Ironsides Island

Geography
- Location: St. Lawrence River
- Coordinates: 44°23′46″N 75°51′2″W﻿ / ﻿44.39611°N 75.85056°W
- Area: 30 acres (12 ha)
- Highest elevation: 272 ft (82.9 m)

Administration
- United States
- State: New York
- Counties: Jefferson St. Lawrence
- Towns: Alexandria Hammond
- Owner: The Nature Conservancy

U.S. National Natural Landmark
- Designated: 1967

= Ironsides Island =

Island in New York, United States

Ironsides Island is an uninhabited rocky island in the Saint Lawrence River, and part of the Thousand Islands region near Alexandria Bay, New York. It is in both Jefferson and St. Lawrence counties. Most of the island lies in the town of Alexandria, in Jefferson County, while its northeasternmost corner lies in the town of Hammond, in St. Lawrence County. The island is located near Kring Point State Park.

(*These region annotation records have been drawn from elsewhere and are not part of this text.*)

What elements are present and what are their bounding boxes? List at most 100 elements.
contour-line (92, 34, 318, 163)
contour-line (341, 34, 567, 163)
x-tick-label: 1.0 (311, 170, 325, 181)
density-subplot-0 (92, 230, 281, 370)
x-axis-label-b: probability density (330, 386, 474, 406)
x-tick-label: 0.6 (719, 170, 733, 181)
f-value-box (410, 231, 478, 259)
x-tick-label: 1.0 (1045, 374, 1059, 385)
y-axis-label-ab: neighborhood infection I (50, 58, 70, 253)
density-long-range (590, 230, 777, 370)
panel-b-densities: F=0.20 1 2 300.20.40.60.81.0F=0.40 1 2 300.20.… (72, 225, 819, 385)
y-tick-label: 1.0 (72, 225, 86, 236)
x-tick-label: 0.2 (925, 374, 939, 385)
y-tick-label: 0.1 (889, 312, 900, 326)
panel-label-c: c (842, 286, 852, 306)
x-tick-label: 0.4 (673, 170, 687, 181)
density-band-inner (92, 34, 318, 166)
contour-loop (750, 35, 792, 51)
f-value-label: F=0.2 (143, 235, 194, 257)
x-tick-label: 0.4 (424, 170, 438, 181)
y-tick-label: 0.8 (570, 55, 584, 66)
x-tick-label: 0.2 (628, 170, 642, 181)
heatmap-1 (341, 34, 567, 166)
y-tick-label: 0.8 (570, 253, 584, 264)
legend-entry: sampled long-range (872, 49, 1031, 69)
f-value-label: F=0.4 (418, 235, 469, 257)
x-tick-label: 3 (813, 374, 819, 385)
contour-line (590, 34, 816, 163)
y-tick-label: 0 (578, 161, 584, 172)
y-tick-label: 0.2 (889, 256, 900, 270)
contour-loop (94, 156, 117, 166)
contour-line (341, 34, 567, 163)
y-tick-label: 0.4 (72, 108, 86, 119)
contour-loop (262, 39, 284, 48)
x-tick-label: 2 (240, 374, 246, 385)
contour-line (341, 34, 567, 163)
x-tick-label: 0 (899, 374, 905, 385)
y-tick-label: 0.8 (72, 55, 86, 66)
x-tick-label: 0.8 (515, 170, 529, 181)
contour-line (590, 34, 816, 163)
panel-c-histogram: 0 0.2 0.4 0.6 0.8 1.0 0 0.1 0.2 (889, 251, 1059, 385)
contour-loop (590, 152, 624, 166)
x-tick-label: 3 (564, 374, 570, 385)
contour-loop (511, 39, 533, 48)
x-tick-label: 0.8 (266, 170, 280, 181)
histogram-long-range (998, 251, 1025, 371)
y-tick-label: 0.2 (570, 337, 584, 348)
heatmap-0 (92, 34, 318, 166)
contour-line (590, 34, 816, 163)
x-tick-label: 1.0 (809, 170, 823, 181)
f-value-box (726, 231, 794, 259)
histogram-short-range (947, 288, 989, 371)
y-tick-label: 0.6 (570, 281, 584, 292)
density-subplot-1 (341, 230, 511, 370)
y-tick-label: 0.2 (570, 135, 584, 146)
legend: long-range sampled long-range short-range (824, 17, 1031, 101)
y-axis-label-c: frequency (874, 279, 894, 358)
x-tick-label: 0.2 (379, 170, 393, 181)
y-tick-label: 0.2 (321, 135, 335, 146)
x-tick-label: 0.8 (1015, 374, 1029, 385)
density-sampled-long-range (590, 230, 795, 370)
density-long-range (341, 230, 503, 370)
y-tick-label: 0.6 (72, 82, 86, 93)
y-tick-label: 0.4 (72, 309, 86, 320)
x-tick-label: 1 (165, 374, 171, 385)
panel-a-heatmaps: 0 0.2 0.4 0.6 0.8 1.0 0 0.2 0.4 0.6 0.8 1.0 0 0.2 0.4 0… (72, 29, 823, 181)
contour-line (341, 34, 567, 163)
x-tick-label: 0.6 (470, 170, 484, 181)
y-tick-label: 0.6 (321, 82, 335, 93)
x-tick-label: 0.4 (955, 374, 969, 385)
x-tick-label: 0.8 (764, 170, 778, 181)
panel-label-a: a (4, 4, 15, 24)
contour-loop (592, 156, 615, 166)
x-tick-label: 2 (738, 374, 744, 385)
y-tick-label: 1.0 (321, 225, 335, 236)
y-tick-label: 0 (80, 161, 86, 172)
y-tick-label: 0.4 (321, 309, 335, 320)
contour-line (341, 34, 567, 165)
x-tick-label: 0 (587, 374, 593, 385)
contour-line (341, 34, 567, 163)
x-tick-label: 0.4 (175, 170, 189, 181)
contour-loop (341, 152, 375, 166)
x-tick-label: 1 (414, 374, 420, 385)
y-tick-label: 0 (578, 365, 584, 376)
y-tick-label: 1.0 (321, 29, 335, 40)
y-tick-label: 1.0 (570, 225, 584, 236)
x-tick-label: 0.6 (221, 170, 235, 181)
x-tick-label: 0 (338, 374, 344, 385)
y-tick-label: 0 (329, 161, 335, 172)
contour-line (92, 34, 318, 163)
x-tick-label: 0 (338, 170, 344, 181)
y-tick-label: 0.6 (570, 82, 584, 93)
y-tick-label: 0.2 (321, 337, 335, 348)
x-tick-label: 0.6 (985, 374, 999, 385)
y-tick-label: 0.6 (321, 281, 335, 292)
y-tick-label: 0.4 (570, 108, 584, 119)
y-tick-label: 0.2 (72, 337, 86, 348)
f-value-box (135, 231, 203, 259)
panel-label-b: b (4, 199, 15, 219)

The 30 acre island has 30 to 40 ft cliffs along its waterfront, and its vegetation is dominated by white pine trees. It was donated by former Reader's Digest ad executive William Browning to The Nature Conservancy in the late 1960s to ensure protection of the island's great blue heron rookery. Over a thousand herons return to breed every April. It was declared a National Natural Landmark in 1967.

Prior permission from The Nature Conservancy is required to land on the island, but it can easily be viewed from the water.